ISLAMABAD — The Federal Board of Revenue (FBR) has introduced a revised tax structure for property transactions in the current fiscal year, significantly increasing the withholding tax rates on sellers compared to buyers, reports have claimed.
New Slabs
Filers selling property are now subject to a minimum withholding tax of 4.5 percent, while for properties valued above Rs100 million, the rate has been raised to 5.5%.
For non-filers, the burden is substantially higher, with an 11.5% withholding tax on property sales exceeding Rs100 million.
On the buyer’s side, the new rates are comparatively lower. Filers purchasing property worth up to Rs50 million are charged a 2.5% withholding tax, while properties priced above Rs100 million now incur a 6.5% tax.
However, non-filers face significantly steeper rates, ranging from 10.5% to a maximum of 18.5% depending on the property value.

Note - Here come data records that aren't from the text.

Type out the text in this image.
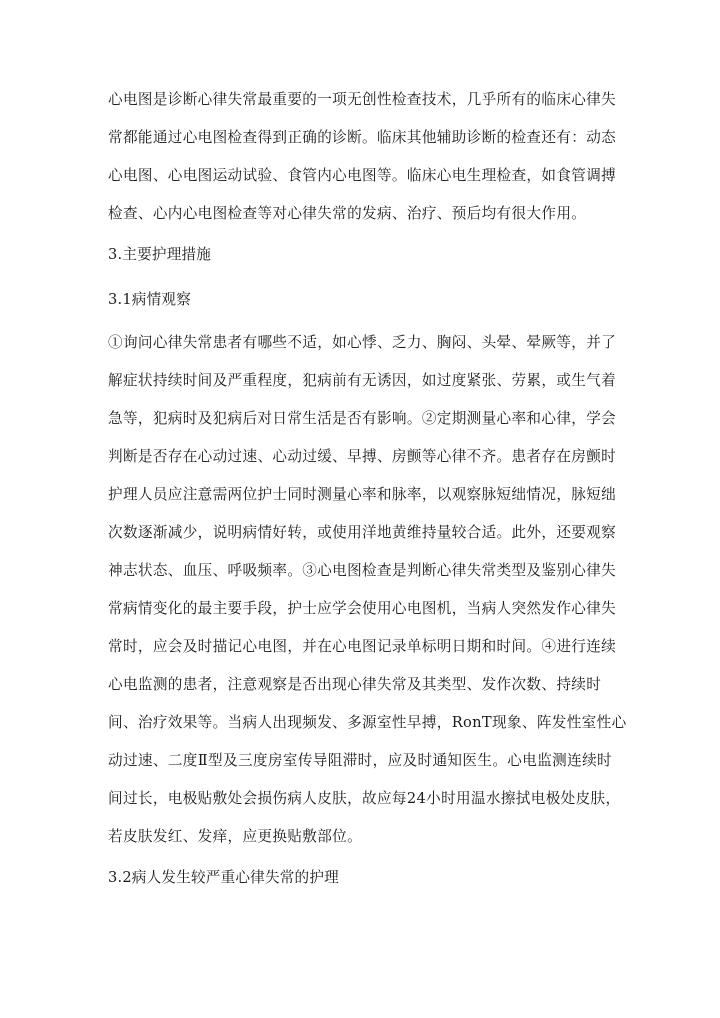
心电图是诊断心律失常最重要的一项无创性检查技术，几乎所有的临床心律失
常都能通过心电图检查得到正确的诊断。临床其他辅助诊断的检查还有：动态
心电图、心电图运动试验、食管内心电图等。临床心电生理检查，如食管调搏
检查、心内心电图检查等对心律失常的发病、治疗、预后均有很大作用。
3.主要护理措施
3.1病情观察
①询问心律失常患者有哪些不适，如心悸、乏力、胸闷、头晕、晕厥等，并了
解症状持续时间及严重程度，犯病前有无诱因，如过度紧张、劳累，或生气着
急等，犯病时及犯病后对日常生活是否有影响。②定期测量心率和心律，学会
判断是否存在心动过速、心动过缓、早搏、房颤等心律不齐。患者存在房颤时
护理人员应注意需两位护士同时测量心率和脉率，以观察脉短绌情况，脉短绌
次数逐渐减少，说明病情好转，或使用洋地黄维持量较合适。此外，还要观察
神志状态、血压、呼吸频率。③心电图检查是判断心律失常类型及鉴别心律失
常病情变化的最主要手段，护士应学会使用心电图机，当病人突然发作心律失
常时，应会及时描记心电图，并在心电图记录单标明日期和时间。④进行连续
心电监测的患者，注意观察是否出现心律失常及其类型、发作次数、持续时
间、治疗效果等。当病人出现频发、多源室性早搏，RonT现象、阵发性室性心
动过速、二度Ⅱ型及三度房室传导阻滞时，应及时通知医生。心电监测连续时
间过长，电极贴敷处会损伤病人皮肤，故应每24小时用温水擦拭电极处皮肤，
若皮肤发红、发痒，应更换贴敷部位。
3.2病人发生较严重心律失常的护理
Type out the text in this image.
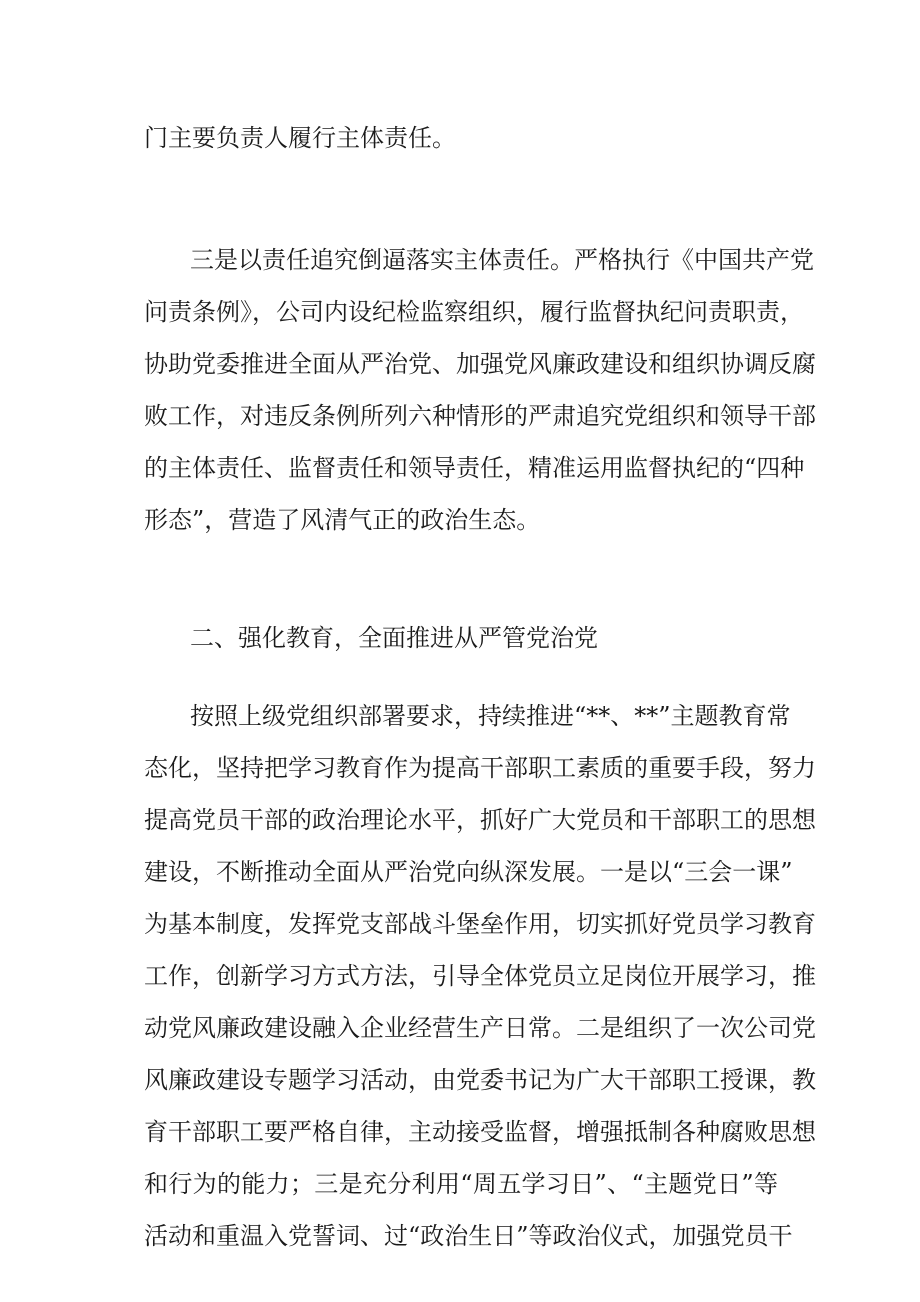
门主要负责人履行主体责任。
三是以责任追究倒逼落实主体责任。严格执行《中国共产党
问责条例》，公司内设纪检监察组织，履行监督执纪问责职责，
协助党委推进全面从严治党、加强党风廉政建设和组织协调反腐
败工作，对违反条例所列六种情形的严肃追究党组织和领导干部
的主体责任、监督责任和领导责任，精准运用监督执纪的“四种
形态”，营造了风清气正的政治生态。
二、强化教育，全面推进从严管党治党
按照上级党组织部署要求，持续推进“**、**”主题教育常
态化，坚持把学习教育作为提高干部职工素质的重要手段，努力
提高党员干部的政治理论水平，抓好广大党员和干部职工的思想
建设，不断推动全面从严治党向纵深发展。一是以“三会一课”
为基本制度，发挥党支部战斗堡垒作用，切实抓好党员学习教育
工作，创新学习方式方法，引导全体党员立足岗位开展学习，推
动党风廉政建设融入企业经营生产日常。二是组织了一次公司党
风廉政建设专题学习活动，由党委书记为广大干部职工授课，教
育干部职工要严格自律，主动接受监督，增强抵制各种腐败思想
和行为的能力；三是充分利用“周五学习日”、“主题党日”等
活动和重温入党誓词、过“政治生日”等政治仪式，加强党员干
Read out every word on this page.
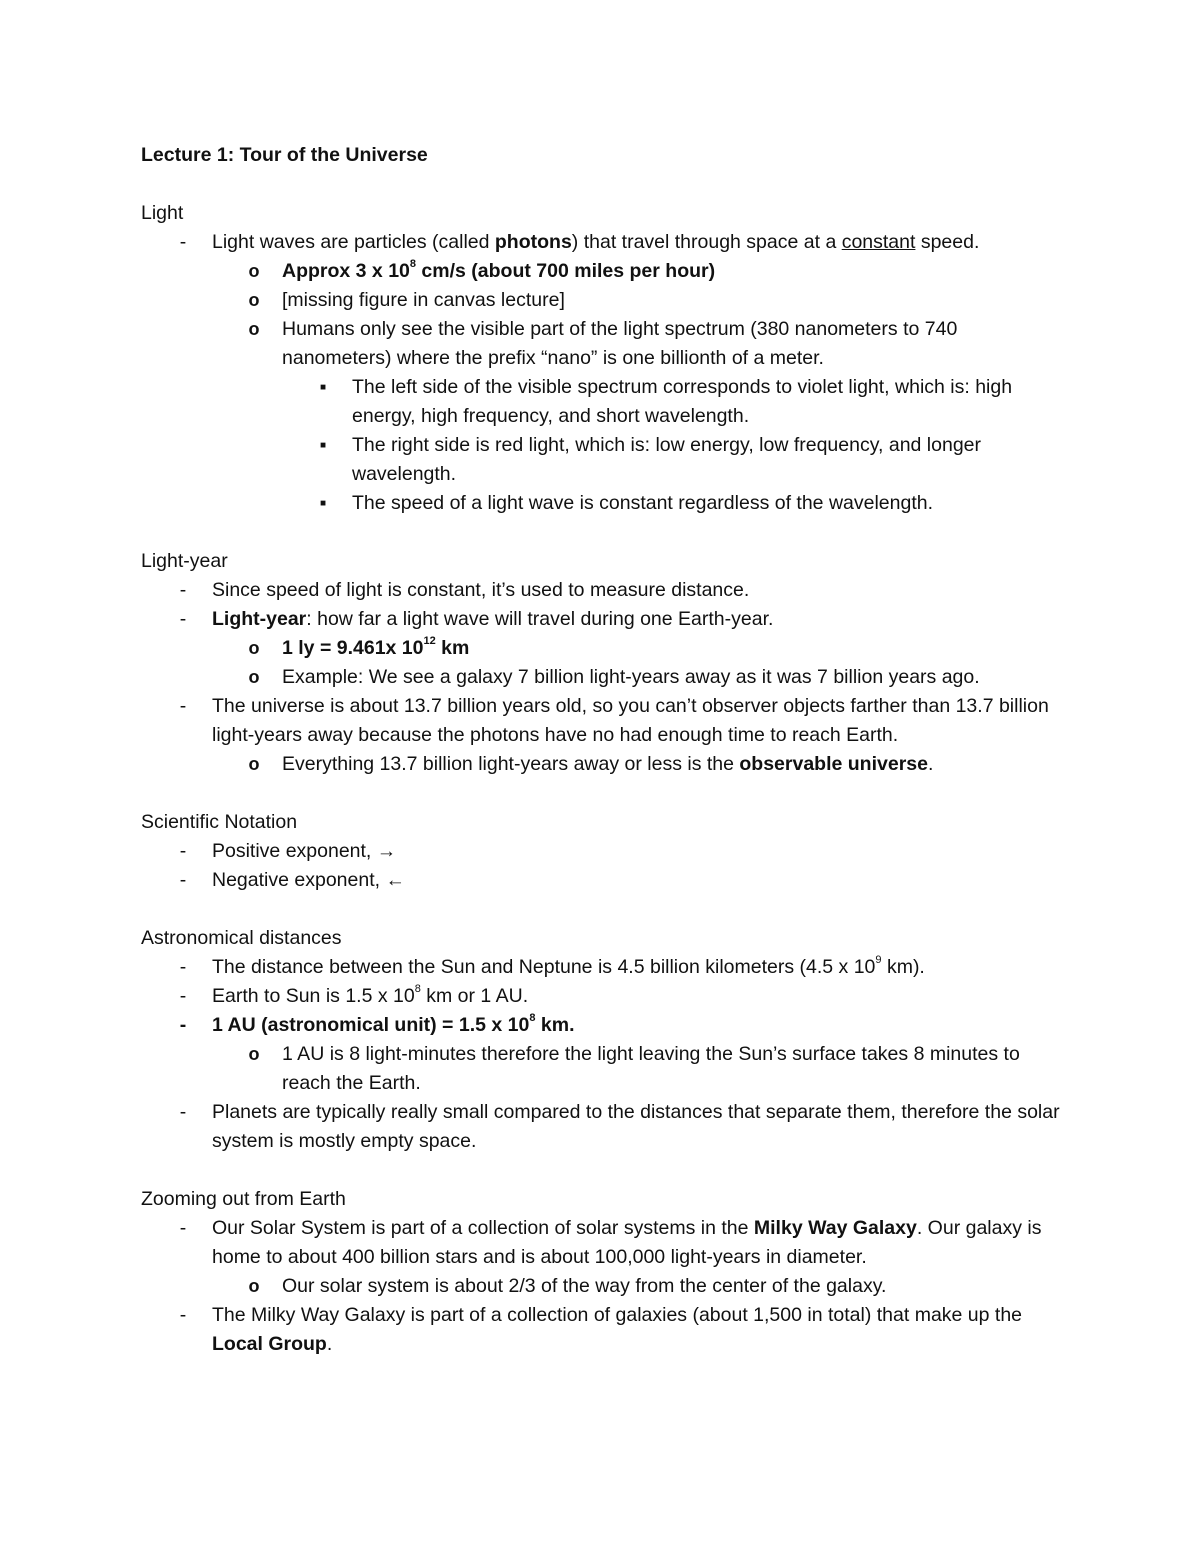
Lecture 1: Tour of the Universe

Light

-	Light waves are particles (called photons) that travel through space at a constant speed.
o Approx 3 x $10^8$ cm/s (about 700 miles per hour)
o [missing figure in canvas lecture]
o Humans only see the visible part of the light spectrum (380 nanometers to 740 nanometers) where the prefix “nano” is one billionth of a meter.
■	The left side of the visible spectrum corresponds to violet light, which is: high energy, high frequency, and short wavelength.
■	The right side is red light, which is: low energy, low frequency, and longer wavelength.
■	The speed of a light wave is constant regardless of the wavelength.

Light-year

-	Since speed of light is constant, it’s used to measure distance.
-	Light-year: how far a light wave will travel during one Earth-year.
o 1 ly = 9.461x $10^{12}$ km
o Example: We see a galaxy 7 billion light-years away as it was 7 billion years ago.
-	The universe is about 13.7 billion years old, so you can’t observer objects farther than 13.7 billion light-years away because the photons have no had enough time to reach Earth.
o Everything 13.7 billion light-years away or less is the observable universe.

Scientific Notation

-	Positive exponent, →
-	Negative exponent, ←

Astronomical distances

-	The distance between the Sun and Neptune is 4.5 billion kilometers (4.5 x $10^9$ km).
-	Earth to Sun is 1.5 x $10^8$ km or 1 AU.
-	1 AU (astronomical unit) = 1.5 x $10^8$ km.
o 1 AU is 8 light-minutes therefore the light leaving the Sun’s surface takes 8 minutes to reach the Earth.
-	Planets are typically really small compared to the distances that separate them, therefore the solar system is mostly empty space.

Zooming out from Earth

-	Our Solar System is part of a collection of solar systems in the Milky Way Galaxy. Our galaxy is home to about 400 billion stars and is about 100,000 light-years in diameter.
o Our solar system is about 2/3 of the way from the center of the galaxy.
-	The Milky Way Galaxy is part of a collection of galaxies (about 1,500 in total) that make up the Local Group.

The move marks a shift in FBR’s approach, placing greater tax responsibility on property sellers, particularly those who are not on the tax rolls. This policy aims to enhance tax compliance and increase revenue from the booming real estate sector.
The Revenue Department continues to collect these withholding taxes during the transfer of property ownership, subsequently transferring the funds to FBR.
The updated tax regime reflects the government’s ongoing efforts to broaden the tax base and discourage undocumented property transactions.